8. 关机job – 设置免密码sudo
由于shutdown命令需要root
有两个方案, 要么用root去执行ansible, 代表必须安装ssh key 到3台主机的root账号下, 太危险
另1个方案就是令到普通用户可以免密码执行sudo (前提是在sudo group)
这里选择第2个
vi /etc/sudoers # 修改下面这一行
# Allow members of group sudo to execute any command
%sudo ALL=(ALL:ALL) NOPASSWD:ALL
这样sudo 用户可以用 sudo shutdown -h now 来关机
9. 关机job – 编写ansible playboook for 关闭物理主机
只是简单地去执行 sudo shutdown -h now 命令, 记得加上ignore_unreachable: true, 否则ansible会认为这个job执行失败。

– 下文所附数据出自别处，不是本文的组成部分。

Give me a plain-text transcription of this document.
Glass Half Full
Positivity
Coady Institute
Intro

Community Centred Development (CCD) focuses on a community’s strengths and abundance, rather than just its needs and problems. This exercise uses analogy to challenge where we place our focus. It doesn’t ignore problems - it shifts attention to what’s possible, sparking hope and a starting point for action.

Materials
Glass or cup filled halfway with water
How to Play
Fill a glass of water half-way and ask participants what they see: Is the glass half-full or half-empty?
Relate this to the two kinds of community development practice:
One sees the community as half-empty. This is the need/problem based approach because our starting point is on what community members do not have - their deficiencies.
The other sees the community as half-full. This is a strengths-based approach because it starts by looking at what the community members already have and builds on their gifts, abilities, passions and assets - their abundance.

gateman@DESKTOP-UIU9RFJ:/opt/apps/playbooks/remoteserver$ cat shutdown_server.yml
---
- hosts: "{{servers}}"
remote_user: "{{ansible_user}}"
gather_facts: false
tasks:
- name: print debug msg for paramaters
debug:
msg:
- "servers is: {{servers}}"
- "ansible_user is: {{ansible_user}}"
- name: excute the shutdown vm script
shell: sudo shutdown -h now
ignore_errors: true
ignore_unreachable: true # this will work for shutdown cases
10. 关机job – 编写Jenkins jobs 去关闭主机
首先先写1个common的执行某个ansible playbook的job
pipeline {
agent { node { label 'master' } }
stages {
stage('display parameters') {
steps {
echo "servers is ${servers}"
echo "ansible_user is ${ansible_user}"
echo "playbook_path is ${playbook_path}"
}
}
stage('run playbook'){
steps {
script {
sh "ansible-playbook -e \"servers=${servers} ansible_user=${ansible_user}\" -vv ${playbook_path}"
}
}
}
}
post {
failure {
emailext (
subject: "FAILED: Job '${env.JOB_NAME} [${env.BUILD_NUMBER}]'",
body: """<p>FAILED: Job '${env.JOB_NAME} [${env.BUILD_NUMBER}]':</p>
<p>Check console output at "<a href="${env.BUILD_URL}">${env.JOB_NAME} [${env.BUILD_NUMBER}]</a>"</p>""",
to: "nvd11@163.com",
from: "nvd11@163.com"
)
}
}
}
再写1个关机的job
无非分两步, 一是去执行第1个playbook 去关闭所有的vm, 第二是去关闭物理机
def shut_vm_plybk = "/opt/apps/playbooks/remoteserver/shutdown_all_vms.yml"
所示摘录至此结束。